ALBANY. N.Y. -- The state will start enforcing a ban on Internet cigarette sales Wednesday, hoping to capture hundreds of millions of dollars a year in lost tax revenue.

The ban is aimed at tax-free Internet retailers on American Indian reservations that have long eluded the state's reach. But many smokers hope the effort fails. "We're almost optimistic that they can't enforce it," said Audrey Silk, founder of New York City's smoker-rights group NYC CLASH.

United Parcel Service promises to abide by the ban.

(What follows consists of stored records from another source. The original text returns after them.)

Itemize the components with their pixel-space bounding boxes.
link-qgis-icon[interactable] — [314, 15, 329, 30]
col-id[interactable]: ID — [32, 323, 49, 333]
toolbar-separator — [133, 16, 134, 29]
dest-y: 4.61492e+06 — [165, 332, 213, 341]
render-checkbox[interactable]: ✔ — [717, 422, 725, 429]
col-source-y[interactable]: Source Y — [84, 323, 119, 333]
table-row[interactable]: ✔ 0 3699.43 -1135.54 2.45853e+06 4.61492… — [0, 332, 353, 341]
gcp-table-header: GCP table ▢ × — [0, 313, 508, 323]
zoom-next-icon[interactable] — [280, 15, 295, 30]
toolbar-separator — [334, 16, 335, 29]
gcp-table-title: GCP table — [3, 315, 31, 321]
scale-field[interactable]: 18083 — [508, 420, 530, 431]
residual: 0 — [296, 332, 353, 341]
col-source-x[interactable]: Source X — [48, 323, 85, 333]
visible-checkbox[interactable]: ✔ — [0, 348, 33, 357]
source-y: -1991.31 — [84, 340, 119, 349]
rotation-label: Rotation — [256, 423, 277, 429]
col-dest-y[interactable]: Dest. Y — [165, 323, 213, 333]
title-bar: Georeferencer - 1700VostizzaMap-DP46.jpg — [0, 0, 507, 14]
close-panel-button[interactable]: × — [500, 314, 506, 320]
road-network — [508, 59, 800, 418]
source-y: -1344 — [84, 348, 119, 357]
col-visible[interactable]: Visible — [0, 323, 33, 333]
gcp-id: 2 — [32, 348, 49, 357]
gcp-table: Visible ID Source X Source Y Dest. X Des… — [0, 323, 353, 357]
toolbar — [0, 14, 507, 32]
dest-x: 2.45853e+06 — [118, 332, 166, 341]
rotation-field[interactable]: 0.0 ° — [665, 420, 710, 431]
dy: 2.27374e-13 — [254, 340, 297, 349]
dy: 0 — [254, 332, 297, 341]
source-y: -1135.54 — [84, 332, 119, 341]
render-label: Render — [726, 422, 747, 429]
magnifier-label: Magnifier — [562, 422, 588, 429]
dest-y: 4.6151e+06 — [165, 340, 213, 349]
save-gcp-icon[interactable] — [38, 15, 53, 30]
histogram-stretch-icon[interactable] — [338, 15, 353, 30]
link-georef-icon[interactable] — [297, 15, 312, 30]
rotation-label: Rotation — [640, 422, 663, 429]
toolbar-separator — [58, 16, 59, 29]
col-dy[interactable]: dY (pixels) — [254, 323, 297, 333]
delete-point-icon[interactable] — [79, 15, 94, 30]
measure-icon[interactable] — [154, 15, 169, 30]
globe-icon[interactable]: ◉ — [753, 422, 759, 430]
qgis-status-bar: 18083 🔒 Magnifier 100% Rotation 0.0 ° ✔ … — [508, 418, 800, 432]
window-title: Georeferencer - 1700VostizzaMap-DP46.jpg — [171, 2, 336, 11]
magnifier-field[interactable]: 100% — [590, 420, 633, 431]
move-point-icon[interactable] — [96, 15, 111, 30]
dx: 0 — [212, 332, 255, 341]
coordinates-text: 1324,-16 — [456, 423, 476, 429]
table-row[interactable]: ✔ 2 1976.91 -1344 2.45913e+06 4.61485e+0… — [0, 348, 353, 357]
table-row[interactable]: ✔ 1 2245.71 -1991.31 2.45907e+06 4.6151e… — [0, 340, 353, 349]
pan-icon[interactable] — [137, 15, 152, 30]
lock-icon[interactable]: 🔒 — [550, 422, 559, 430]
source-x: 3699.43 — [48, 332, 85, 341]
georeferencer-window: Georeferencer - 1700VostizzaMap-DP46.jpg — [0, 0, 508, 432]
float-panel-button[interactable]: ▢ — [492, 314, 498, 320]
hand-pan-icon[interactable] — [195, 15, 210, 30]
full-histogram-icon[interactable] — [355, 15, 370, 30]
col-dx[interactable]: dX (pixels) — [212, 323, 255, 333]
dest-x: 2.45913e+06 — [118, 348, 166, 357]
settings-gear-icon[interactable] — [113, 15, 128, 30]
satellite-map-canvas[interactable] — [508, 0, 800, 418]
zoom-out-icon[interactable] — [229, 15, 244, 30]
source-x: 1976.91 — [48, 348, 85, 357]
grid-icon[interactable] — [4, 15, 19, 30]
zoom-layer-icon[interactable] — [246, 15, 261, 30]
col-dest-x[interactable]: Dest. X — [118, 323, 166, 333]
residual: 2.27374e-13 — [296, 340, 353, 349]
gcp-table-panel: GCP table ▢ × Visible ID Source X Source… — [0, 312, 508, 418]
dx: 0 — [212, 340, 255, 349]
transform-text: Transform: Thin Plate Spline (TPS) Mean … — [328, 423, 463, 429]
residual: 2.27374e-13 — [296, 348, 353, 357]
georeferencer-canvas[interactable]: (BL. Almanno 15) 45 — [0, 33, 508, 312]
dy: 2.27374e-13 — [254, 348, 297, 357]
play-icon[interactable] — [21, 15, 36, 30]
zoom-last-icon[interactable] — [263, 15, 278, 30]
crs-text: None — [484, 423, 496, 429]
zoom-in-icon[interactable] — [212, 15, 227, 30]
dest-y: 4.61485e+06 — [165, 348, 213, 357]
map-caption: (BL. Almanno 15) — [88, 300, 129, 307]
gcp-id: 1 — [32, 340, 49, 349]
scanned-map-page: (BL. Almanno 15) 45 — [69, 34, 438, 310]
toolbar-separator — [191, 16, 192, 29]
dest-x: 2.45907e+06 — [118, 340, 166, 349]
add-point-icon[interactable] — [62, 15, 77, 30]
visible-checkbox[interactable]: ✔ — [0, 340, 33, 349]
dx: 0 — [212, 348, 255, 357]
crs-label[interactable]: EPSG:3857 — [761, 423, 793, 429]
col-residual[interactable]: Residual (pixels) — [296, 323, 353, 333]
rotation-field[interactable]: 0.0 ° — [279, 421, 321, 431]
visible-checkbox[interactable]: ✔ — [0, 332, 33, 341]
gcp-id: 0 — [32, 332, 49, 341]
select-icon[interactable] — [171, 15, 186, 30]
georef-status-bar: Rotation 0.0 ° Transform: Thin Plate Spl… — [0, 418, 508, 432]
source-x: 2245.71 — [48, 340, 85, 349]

But even if tobacco-carrying trucking firms are stopped, the retailers can ship by mail, reports the Associated Press.

"The main beneficiary is going to be the U.S. Postal Service," said Ali Davoudi, president of the Online Tobacco Retailers Association.

Mailing costs about 40 percent more than the $2.75 charged by UPS to deliver a carton of cigarettes, Davoudi said, but his association will follow the law while suing the state over the ban. "The states really can't prevent us from accepting and delivering items that are legal to mail," said Gerry Kreienkamp of the U.S. Postal Service.

In cases in which the mail is used, the state will focus on the shipper, said spokesman Tom Bergin of the state Taxation and Finance Department, the report said. After repeated and steep increases in state and local cigarette taxes, a carton of Marlboros that sells for $28 to $32 online can sell for $75 in New York City, according to the Online Tobacco Retailers Association. Overseas firms charge as little as $10 a carton for other brands.

Dan Finkle, a distributor to convenience stores and leader of the Fair Application of Cigarette Taxes group, said his distribution business dropped 40 percent -- 20,000 cartons a week at a $500,000 annual loss -- over the last three years because taxes drove smokers to Internet purchases. He said the losses forced a layoff of 25 people from his 170-person work force.

Bergin said state law allows cigarettes to be shipped only to licensed retailers and wholesalers, not to individuals who buy through the Internet or by mail order. The state will first target trucking and parcel delivery firms, then try to work back to the retailers.